I lay there, closing my eyes, willing myself to stay conscious.  My eldest gives me kisses on the cheek and hugs and stares at my finger as though it were some kind of specimen.

My youngest has not taken his eyes off the t.v.

After a while, I notice my breathing has slowed, my body temperature has gone back to normal and I am no longer seeing spots.  So, I decide that a small bowl of Cinnamon Toast Crunch Cereal is what I need to feel completely better, since the muffin is now out of the question.

After about twenty minutes, I feel well enough to head upstairs and get into my pajamas.  It’s been a long and scary night and I’m ready for bed.  I’m so grateful for my husband’s calm demeanor and gentle bedside manner through this entire ordeal.  I’m not sure where I’d be without him.

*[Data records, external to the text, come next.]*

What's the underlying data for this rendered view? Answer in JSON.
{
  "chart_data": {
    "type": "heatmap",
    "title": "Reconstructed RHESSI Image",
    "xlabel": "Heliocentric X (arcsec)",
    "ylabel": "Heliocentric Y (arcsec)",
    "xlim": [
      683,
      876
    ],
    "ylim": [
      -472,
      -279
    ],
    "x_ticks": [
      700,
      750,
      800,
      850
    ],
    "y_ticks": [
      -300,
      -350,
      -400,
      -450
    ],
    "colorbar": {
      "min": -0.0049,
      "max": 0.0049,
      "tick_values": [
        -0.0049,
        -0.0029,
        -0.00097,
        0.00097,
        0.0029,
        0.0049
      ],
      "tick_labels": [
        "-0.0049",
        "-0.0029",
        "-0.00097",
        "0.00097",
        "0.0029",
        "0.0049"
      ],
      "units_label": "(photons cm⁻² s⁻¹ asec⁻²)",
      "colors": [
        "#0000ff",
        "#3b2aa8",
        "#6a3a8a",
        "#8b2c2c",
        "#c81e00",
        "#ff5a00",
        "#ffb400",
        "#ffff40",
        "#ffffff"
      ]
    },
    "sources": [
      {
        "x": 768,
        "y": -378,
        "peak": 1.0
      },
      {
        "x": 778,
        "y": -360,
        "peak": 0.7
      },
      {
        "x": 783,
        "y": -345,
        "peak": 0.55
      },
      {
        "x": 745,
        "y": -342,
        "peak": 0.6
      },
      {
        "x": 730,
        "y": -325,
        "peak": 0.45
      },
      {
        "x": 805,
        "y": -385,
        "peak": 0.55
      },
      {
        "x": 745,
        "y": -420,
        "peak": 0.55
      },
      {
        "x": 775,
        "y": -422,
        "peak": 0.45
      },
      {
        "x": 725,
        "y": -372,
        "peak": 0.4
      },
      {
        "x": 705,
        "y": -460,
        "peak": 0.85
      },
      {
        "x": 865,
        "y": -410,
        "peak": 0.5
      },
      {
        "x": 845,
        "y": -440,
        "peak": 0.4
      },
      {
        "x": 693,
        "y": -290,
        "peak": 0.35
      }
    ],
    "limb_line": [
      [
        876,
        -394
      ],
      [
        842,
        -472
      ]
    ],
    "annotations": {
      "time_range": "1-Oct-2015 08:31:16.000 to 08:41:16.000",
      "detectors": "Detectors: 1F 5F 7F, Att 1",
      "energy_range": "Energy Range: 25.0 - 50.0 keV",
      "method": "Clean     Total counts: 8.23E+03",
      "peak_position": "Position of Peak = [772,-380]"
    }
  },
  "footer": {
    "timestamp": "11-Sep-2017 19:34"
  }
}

For instance, When I lay sprawled out on our kitchen floor, weak and panting, with the right side of my face flat against the cool tile in an effort to bring down my body temperature.  I’m weak.  I’m limp.  I’ve just been through hell.  He stands above me with his back against the kitchen counter.  His ankles are crossed, he’s eating slowly and deliberately from a bag of Lays Potato Chips and looks down at me with a mixture of apathy and pity.  He swallows, licks his lips, nudges my leg with his foot as if I were some dead animal……

“Is this gonna end up on your blog?”.